Readefine is a Flex 4 web application (a desktop one is coming soon) that beautifies RSS, text and HTML content by laying text in multiple columns for easier reading. Take a look at the screenshot below:
It can load content from the web, a file on your computer or via copy-and-paste. Readefine supports content in RSS, HTML or plain text format.
Text settings like justification, ligatures, column width / count, etc. can be fully customized and saved.
Some nice things about it:
- Removes stray newlines, empty p, br tags.
- Newspaper like layout for RSS - my aim was for RSS files to look like a newspaper1.
- Paginates rather than supporting scrolling. I hate scrolling while reading a lot of text.
- Makes long plain text files beautiful and also sections them for performance.
- Copy paste or load a file from your computer (load, not upload)
- Gives a new look to those valuable Gutenberg text files
- Remembers the last 30 URLs you have visited.
- Re-flows text according to the available size.
- Resizes images to fit within the columns.
- Tries to compute the absolute URL from a relative link.
Some not so nice things:
- HTML support is experimental. Certain HTML (even from popular sites like the Wall Street Journal) will make it go crazy. Plain text and RSS work best.
For the Flex Community
This is my first full-fledged Flex 4 application. Flex 4 rocks!

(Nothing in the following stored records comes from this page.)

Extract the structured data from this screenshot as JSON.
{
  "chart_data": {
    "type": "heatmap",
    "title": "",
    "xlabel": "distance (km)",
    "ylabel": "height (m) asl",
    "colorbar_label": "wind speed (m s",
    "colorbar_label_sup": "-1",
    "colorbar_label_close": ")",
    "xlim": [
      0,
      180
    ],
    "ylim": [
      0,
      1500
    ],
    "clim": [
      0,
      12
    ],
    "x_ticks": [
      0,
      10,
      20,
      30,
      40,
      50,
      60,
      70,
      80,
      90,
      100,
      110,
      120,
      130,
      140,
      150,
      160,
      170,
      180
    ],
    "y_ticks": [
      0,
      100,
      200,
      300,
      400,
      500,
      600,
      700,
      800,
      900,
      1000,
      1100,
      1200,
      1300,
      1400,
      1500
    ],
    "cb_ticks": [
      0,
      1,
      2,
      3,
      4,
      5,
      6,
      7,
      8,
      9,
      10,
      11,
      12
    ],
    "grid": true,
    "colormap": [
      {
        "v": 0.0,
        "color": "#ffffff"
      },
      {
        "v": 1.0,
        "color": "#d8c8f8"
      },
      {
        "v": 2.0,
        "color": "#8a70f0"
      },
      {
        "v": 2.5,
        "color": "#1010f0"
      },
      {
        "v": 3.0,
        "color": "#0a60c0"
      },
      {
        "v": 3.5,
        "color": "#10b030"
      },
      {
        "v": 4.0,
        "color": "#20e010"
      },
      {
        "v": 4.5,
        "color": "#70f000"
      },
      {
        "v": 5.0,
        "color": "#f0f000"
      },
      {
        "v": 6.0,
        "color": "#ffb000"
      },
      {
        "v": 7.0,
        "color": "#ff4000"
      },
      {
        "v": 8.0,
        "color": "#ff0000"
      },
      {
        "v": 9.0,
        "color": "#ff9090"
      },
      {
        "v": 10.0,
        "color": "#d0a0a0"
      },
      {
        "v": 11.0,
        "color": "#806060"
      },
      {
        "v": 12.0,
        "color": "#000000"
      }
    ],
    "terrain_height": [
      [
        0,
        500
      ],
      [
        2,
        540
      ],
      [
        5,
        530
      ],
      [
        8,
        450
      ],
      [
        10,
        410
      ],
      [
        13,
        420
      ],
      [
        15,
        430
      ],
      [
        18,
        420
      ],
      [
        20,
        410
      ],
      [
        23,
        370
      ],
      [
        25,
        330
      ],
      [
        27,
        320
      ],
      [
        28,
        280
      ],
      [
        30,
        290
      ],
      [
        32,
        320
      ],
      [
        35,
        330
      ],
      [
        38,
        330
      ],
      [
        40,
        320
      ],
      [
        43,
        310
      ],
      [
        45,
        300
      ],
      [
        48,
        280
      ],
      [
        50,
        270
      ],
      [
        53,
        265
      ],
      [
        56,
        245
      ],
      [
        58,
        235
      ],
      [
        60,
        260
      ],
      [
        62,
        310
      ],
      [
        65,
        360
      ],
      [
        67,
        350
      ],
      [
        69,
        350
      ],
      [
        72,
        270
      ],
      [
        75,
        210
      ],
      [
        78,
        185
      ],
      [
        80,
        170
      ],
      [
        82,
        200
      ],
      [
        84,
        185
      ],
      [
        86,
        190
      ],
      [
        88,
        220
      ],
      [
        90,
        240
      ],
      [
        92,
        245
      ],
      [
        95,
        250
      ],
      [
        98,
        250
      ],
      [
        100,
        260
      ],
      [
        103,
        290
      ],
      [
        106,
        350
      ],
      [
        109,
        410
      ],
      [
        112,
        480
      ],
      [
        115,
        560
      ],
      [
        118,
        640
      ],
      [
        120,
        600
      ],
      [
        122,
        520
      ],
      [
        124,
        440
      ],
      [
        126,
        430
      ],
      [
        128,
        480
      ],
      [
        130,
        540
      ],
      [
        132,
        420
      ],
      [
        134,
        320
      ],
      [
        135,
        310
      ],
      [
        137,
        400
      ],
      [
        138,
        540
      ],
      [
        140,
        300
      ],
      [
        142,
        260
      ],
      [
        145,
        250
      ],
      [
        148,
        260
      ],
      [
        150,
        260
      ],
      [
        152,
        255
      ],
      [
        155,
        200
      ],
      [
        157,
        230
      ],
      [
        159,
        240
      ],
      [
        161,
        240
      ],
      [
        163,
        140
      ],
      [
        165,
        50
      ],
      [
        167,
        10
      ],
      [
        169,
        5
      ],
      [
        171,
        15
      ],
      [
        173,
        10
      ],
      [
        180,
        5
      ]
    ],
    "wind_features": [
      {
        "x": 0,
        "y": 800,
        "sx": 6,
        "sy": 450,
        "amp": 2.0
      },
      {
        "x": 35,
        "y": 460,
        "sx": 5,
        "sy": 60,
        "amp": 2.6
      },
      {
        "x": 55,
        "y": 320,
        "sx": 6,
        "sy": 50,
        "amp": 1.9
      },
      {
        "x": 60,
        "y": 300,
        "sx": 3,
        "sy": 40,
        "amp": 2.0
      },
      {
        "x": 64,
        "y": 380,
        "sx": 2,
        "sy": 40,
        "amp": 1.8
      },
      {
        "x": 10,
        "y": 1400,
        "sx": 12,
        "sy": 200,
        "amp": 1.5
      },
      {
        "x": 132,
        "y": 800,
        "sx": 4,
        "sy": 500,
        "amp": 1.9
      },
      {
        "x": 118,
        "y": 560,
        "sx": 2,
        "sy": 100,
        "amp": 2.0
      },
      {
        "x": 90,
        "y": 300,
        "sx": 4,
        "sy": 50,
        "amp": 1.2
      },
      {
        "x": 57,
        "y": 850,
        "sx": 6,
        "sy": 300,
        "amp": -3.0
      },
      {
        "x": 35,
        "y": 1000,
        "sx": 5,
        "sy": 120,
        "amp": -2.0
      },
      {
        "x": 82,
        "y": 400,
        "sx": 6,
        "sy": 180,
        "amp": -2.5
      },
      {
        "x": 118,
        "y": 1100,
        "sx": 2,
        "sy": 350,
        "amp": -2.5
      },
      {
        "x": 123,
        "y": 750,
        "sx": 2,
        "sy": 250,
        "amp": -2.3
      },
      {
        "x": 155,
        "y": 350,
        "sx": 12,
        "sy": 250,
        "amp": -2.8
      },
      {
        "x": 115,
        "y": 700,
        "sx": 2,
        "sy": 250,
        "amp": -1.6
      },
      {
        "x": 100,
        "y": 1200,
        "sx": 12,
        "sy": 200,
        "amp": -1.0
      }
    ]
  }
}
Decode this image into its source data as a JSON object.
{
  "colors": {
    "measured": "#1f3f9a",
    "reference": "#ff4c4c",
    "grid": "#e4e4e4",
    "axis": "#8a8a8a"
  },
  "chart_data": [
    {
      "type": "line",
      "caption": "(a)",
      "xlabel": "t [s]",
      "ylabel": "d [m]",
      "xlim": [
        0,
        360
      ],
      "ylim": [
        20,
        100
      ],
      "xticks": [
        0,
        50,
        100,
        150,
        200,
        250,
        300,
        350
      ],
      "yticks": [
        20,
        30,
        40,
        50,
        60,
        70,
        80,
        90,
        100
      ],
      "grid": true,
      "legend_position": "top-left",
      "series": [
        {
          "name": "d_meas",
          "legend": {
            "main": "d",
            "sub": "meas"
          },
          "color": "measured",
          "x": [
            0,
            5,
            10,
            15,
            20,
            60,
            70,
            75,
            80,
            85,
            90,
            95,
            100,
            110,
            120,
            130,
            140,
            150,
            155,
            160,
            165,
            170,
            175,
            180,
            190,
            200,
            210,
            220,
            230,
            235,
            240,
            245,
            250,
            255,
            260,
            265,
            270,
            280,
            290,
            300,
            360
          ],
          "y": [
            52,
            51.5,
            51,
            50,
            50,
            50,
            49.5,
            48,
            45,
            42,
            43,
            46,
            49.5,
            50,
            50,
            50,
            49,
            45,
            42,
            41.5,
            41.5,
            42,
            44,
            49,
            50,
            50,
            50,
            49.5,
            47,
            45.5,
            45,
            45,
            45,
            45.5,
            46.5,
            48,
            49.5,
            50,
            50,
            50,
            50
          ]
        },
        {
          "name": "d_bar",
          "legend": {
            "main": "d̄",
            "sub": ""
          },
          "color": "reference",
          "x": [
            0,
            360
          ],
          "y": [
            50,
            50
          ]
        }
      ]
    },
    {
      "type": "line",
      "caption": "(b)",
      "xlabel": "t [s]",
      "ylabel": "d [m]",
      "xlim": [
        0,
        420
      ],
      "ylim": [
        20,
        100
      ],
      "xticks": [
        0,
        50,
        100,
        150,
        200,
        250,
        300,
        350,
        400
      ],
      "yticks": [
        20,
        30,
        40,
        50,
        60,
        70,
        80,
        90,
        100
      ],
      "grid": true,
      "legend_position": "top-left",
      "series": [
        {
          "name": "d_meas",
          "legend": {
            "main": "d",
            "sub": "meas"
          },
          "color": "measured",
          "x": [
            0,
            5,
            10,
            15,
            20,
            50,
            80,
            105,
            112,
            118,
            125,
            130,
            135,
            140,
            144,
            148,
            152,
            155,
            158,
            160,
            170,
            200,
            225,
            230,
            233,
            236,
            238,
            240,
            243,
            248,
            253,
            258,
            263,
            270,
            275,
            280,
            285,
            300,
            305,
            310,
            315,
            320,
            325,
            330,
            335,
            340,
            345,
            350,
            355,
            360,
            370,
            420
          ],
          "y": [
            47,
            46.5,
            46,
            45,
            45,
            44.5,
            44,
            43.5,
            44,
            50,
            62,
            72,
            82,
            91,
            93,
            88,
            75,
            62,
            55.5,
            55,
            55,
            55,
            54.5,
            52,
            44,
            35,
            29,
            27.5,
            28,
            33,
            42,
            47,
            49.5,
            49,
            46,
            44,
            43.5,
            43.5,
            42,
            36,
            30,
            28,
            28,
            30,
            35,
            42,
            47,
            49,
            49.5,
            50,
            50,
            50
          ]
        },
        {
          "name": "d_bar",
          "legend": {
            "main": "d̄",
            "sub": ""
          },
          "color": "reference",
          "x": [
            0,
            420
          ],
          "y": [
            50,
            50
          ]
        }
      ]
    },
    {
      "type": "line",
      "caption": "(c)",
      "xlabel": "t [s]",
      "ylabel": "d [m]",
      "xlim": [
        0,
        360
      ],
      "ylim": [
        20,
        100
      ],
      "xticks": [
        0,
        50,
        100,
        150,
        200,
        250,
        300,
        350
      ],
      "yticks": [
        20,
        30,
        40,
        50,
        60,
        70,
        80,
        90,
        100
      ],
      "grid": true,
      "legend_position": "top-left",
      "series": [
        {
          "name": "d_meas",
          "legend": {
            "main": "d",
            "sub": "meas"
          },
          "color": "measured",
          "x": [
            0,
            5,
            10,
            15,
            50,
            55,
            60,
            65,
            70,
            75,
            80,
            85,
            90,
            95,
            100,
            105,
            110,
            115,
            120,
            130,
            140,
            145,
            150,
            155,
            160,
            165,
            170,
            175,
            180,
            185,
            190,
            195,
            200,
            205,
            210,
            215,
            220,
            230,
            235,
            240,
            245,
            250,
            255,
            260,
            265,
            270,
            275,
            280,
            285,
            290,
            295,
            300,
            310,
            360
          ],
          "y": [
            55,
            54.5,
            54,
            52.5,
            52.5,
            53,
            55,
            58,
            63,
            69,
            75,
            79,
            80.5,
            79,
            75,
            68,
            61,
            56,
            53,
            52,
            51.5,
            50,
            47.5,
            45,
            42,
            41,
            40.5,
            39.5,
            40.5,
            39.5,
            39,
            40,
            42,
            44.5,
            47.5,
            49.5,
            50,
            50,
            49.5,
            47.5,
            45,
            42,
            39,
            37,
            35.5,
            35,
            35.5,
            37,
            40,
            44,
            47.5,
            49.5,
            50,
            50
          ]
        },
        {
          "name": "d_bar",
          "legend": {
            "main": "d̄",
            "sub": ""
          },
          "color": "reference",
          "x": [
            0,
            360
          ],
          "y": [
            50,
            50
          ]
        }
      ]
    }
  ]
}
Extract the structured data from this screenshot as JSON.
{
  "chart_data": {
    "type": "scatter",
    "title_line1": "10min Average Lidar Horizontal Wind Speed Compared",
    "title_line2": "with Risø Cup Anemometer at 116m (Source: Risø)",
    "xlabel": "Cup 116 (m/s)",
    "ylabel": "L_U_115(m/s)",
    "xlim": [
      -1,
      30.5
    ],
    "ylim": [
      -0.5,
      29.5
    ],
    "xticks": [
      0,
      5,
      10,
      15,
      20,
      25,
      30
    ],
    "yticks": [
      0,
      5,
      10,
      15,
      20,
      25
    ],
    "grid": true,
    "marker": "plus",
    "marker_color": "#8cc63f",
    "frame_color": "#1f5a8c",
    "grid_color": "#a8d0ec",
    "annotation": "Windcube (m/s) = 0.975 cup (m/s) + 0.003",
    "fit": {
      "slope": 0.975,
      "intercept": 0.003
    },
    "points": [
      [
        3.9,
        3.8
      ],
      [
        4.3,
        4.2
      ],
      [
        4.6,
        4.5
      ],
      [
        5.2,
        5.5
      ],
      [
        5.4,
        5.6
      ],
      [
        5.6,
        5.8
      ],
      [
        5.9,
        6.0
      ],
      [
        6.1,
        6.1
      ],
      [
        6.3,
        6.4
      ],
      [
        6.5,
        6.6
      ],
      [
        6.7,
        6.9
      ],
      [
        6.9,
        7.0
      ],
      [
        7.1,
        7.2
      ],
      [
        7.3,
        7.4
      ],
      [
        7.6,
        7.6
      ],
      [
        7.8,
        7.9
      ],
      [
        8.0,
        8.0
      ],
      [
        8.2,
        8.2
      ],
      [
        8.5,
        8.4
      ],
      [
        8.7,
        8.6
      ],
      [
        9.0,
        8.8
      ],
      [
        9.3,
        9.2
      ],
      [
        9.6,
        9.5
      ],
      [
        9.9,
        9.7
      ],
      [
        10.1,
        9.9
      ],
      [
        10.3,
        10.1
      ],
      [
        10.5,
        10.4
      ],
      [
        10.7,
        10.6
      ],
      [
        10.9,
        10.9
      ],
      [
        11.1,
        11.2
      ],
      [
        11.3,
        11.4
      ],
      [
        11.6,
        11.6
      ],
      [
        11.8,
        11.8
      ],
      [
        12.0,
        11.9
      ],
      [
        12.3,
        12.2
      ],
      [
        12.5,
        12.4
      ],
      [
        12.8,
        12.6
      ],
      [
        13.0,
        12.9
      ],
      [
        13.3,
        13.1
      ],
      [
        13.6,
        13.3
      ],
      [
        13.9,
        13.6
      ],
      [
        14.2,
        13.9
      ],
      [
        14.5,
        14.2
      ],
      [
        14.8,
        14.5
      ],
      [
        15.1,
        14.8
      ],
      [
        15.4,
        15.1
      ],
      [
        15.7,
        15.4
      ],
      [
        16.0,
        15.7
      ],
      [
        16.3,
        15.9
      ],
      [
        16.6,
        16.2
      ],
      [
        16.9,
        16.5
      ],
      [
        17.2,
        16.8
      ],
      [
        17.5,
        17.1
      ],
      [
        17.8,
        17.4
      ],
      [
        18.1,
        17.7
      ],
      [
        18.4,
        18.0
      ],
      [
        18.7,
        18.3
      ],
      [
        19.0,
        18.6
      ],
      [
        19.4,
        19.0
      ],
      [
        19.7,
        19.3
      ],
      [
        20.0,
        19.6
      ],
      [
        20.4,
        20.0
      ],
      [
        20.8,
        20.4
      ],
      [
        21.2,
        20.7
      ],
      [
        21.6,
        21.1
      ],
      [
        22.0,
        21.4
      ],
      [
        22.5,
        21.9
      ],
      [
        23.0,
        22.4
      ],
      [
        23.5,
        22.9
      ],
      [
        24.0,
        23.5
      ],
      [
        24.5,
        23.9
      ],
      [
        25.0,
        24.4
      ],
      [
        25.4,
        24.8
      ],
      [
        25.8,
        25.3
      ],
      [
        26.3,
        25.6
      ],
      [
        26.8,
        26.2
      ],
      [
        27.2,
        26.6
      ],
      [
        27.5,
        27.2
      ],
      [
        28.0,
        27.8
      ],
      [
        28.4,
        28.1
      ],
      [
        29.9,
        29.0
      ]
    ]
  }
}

The components used in this extend the existing Flex 4 and Text Layout Framework classes to add pagination, HTML cleanup and tolerant HTML import. I've also built a Scroller like component for the overflow of articles from top DataGroup to the one on the left side. I will be open sourcing these components shortly for the benefit of the developers out there.
Try it out and let me know. Any feedback is welcome.
[1] Though I don't know how far I have achieved that goal.